Another thing I just thought about (which may need some more thought to shape into something concrete) is an approach clearly differentiating between individuals / small businesses and corporations, combined with a dramatic shortening of copyrights in general. The goal would be to make it possible for individuals to distribute the original works and/or create derivatives as early as 10 (5? 15? 20?) years after the original was created, but impossible for powerful corporations to amass works that fell into the public domain, apply some trivial modifications, and monopolize them for their own gain (in other words, the very thing you mentioned you feared in your post).
sliderider wrote:Except that's not how it works. If you were to bash out a program and copyright it, you would receive the same protection for your work that the big corporation does for theirs.

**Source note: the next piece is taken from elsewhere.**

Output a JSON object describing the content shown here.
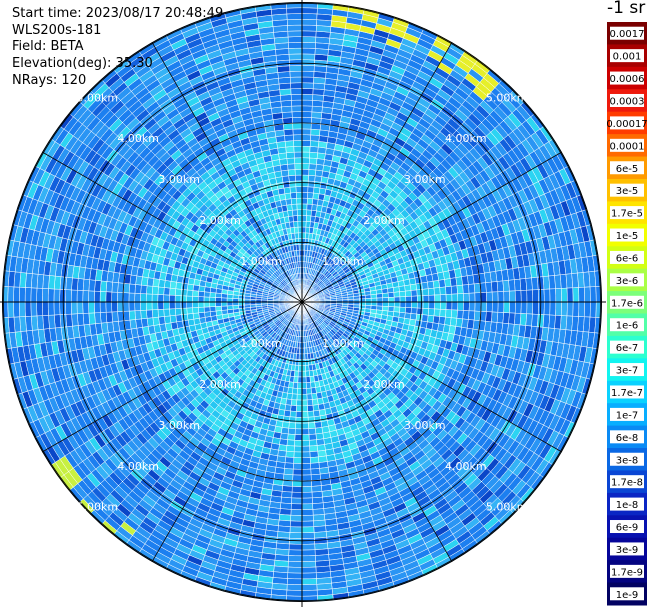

Except that this theoretical protection he gets is not effective in practice, because he does not have the resources to locate and fight infringers, he does not have the resources to lobby for favorable amendments or favorable interpretation of existing laws, he does not have the resources to bully individuals and threaten them into submission, or to harass the courts and fight for preferential treatment, against the public.
sliderider wrote:When you own something that is under copyright protection that you depend on for your income, you'll be singing a different tune when your work starts appearing all over the internet for free without your consent. You'll be suing file sharers right along with the RIAA and MPAA.
No he wouldn't. Because - see above. He does not have the resources. The most he could do would be to cry in the corner and go out of business.
Find me a single example where random file-sharers were sued by individuals or by small businesses, and not by the mega corporations.